E’ significativo che le critiche largamente portate alle recenti
nomine dei componenti della Autorità finiscano spesso con il
riflettersi solo sulle previsioni di comportamento di questo o quel
commissario nelle decisioni che hanno conseguenze economiche sui
vari operatori televisivi, attuali o potenziali.
Nessuno, specie di questi tempi, può sottovalutare la portata
economica delle decisioni da prendere. Ma essa non deve esaurire l’
attenzione di chi le prende, né la vigilanza della pubblica
opinione. In un suo intervento a «Otto e mezzo» de La7, l’altro
giorno il segretario del Pd ha menzionato la cacciata «politica» di
Santoro dalla Rai come un esempio di inettitudine «economica» da
parte di una impresa, che dovrebbe curare i suoi interessi.

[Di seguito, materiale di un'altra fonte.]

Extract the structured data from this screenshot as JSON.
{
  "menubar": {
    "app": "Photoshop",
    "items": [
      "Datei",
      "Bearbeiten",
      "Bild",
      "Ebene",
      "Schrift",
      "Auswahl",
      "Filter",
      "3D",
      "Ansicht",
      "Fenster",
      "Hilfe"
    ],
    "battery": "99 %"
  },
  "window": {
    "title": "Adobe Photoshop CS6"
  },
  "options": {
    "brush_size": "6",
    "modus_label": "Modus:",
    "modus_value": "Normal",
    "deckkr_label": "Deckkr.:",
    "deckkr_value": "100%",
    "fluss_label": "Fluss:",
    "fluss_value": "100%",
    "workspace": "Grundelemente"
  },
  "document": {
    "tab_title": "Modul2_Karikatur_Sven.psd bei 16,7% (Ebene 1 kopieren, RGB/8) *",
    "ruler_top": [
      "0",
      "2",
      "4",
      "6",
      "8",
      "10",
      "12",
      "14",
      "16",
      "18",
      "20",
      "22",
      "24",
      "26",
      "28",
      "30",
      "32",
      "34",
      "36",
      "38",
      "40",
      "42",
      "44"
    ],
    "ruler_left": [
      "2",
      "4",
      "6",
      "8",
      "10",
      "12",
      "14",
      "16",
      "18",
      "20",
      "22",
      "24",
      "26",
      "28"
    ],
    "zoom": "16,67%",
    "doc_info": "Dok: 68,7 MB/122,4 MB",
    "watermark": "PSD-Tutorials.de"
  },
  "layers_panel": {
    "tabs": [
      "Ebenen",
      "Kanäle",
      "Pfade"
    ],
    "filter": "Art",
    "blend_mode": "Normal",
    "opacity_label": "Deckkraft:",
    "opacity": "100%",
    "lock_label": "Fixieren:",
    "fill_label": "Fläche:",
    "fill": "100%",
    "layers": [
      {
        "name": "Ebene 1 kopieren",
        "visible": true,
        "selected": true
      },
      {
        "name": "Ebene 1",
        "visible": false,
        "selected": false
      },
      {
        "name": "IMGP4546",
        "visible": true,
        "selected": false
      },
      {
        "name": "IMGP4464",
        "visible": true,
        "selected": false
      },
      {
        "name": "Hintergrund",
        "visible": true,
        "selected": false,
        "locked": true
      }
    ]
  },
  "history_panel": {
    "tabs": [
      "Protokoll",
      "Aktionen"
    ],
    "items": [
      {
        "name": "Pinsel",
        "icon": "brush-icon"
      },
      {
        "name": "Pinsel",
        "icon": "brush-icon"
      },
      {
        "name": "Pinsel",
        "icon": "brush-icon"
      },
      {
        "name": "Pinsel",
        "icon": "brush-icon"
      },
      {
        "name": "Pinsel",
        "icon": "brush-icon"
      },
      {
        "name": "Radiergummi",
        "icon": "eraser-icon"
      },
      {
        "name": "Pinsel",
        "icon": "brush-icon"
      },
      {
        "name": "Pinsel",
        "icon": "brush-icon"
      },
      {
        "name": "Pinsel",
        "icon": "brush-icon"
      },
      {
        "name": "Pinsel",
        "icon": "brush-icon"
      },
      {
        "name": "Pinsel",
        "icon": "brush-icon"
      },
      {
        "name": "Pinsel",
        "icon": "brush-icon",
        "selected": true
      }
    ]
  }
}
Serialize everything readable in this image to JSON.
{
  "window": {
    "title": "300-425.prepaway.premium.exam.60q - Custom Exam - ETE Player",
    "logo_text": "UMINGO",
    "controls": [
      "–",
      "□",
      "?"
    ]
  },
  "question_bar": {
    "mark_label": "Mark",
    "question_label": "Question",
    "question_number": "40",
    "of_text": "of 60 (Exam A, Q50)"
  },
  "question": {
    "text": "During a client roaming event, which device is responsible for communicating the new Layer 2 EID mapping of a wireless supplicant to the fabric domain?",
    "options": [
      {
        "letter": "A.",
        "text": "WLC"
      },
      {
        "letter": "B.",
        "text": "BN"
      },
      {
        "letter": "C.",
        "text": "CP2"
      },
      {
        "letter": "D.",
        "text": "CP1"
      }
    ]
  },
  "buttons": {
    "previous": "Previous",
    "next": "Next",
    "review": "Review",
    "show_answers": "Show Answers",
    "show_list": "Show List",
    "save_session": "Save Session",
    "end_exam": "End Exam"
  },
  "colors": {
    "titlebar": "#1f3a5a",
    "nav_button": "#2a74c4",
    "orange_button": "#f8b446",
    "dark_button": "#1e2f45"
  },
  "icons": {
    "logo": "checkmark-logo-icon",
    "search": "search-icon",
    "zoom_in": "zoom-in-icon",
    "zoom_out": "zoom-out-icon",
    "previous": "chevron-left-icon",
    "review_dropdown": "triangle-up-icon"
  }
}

Difficile nascondere lo stupore: non un cenno al profilo che
riguarda la qualità dell’informazione fornita dalla Rai,
responsabile del servizio pubblico. Come se, al contrario, non ci
fosse stato nulla da dire nel caso in cui il programma cancellato
non avesse avuto grande audience. Evidentemente l’unica logica è
ormai quella dei costi/ricavi economici.
La informazione, completa e pluralistica è un bene pubblico,
condizione fondamentale di una società idonea a far vivere il
sistema democratico.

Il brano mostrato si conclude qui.